IN ANNOUNCING in Parliament last week that the Cabinet had decided to remit the latest report of the Salaries Review Commission (SRC) to that body for reconsideration, Finance Minister Colm Imbert cited several “serious and inexplicable” anomalies.
First, several key officials – including judges – had been subject to recommendations for decreased or unchanged remuneration.
Second, there were surprising hikes, such as a whopping 60 per cent raise for the Opposition Leader.
Third, new allowances had appeared for some, but disappeared, as if by vaps, for others.
Fourth, there was evidence of “insufficient consultation,” and the foreign consultants employed by the SRC may not have grasped the issues.
But the Minister of Finance did not list the biggest anomaly: the complete disparity between the SRC’s obscene pay hike recommendations for public officials and the mood in the country.
That was likely because the Cabinet sees this as no anomaly at all.
When Mr Imbert spoke in Parliament last Wednesday on this issue, in the first high-level response from Government to the SRC’s document, onlookers might have assumed the Rowley administration was laying the groundwork to retreat from having to vote on such increases, considering their deep unpopularity and untimeliness.
However, the minister made plain on Monday that such an assumption would have been wrong.
The Government, he said in a media release, had not rejected the entire report. Having sent it back to the SRC for review within two months, he noted MPs had the option of modifying the recommendations, but were holding their hand. For the moment.
Yet in kicking the can down the road, the Cabinet has revealed its true position. It has kept the SRC’s proposals alive. In so doing, it has implicitly condoned them.

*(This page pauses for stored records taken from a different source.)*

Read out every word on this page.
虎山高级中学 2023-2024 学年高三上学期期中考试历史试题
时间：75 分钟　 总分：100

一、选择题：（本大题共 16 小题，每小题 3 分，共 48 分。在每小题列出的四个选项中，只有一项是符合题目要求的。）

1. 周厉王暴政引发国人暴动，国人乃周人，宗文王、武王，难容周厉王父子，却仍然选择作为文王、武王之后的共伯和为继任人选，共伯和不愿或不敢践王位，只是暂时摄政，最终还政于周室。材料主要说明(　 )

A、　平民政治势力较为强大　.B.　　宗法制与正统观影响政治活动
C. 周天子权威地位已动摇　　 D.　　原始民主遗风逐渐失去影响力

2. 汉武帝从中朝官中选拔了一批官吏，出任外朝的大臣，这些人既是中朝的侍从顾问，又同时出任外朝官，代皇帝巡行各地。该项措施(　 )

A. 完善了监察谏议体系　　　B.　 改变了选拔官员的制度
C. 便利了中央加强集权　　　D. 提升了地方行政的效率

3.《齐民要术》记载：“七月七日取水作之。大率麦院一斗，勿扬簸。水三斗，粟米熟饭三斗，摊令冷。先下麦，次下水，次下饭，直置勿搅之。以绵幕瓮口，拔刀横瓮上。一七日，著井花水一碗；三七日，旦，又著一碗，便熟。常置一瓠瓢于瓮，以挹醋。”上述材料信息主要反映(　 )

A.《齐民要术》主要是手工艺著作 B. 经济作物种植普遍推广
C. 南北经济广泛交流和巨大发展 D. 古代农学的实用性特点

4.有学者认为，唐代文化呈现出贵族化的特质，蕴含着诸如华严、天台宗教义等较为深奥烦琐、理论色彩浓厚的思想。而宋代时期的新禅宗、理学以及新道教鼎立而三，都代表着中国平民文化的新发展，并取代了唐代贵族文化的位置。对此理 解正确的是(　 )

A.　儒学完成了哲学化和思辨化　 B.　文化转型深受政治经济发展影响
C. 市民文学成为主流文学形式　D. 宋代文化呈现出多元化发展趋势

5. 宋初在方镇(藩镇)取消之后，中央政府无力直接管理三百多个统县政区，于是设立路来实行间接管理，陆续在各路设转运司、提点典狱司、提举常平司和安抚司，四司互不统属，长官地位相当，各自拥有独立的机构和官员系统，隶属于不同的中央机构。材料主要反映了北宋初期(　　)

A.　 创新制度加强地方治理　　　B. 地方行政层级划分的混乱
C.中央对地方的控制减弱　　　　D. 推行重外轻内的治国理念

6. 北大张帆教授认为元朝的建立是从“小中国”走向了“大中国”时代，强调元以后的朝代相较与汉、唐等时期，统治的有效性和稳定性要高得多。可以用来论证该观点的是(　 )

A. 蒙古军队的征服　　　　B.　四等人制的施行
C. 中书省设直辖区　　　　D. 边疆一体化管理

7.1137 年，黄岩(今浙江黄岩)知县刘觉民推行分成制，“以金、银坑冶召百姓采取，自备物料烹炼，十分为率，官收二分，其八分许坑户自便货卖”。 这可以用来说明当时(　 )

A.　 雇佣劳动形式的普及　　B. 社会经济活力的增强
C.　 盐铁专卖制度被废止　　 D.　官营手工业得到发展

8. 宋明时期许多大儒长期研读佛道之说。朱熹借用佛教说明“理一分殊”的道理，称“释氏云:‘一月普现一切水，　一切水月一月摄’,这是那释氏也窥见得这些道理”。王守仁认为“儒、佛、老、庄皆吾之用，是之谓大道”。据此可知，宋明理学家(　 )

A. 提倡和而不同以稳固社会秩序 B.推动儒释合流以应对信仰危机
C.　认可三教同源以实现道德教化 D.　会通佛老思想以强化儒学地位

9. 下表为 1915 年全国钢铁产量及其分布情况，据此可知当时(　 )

The Government’s failure at this stage to distance itself outright from the notion of huge pay rises – whether the culmination of an “evaluation” decades-in-the-making or an “ordinary review” – is the telltale sign of an extraordinary disconnect between leadership and the land.
Many people are struggling to make ends meet. The cost of living is increasing, with higher food prices, taxes, utility costs and staff restructuring in the pipeline. The quality of life lags. If the Government, bolstered by rosier IMF assessments of the economy, wants a raise, the people need one even more.
In this regard, there is one anomaly the SRC did properly address.
For decades, it has been an aberration that a prime minister is paid less than a president.
In recommending a 30 per cent pay increase for the head of Cabinet, which would make the postholder’s earnings exceed the President’s, the commission has proved even a stopped clock is right twice a day.
But the time for forcing through insensitive pay hikes is not now.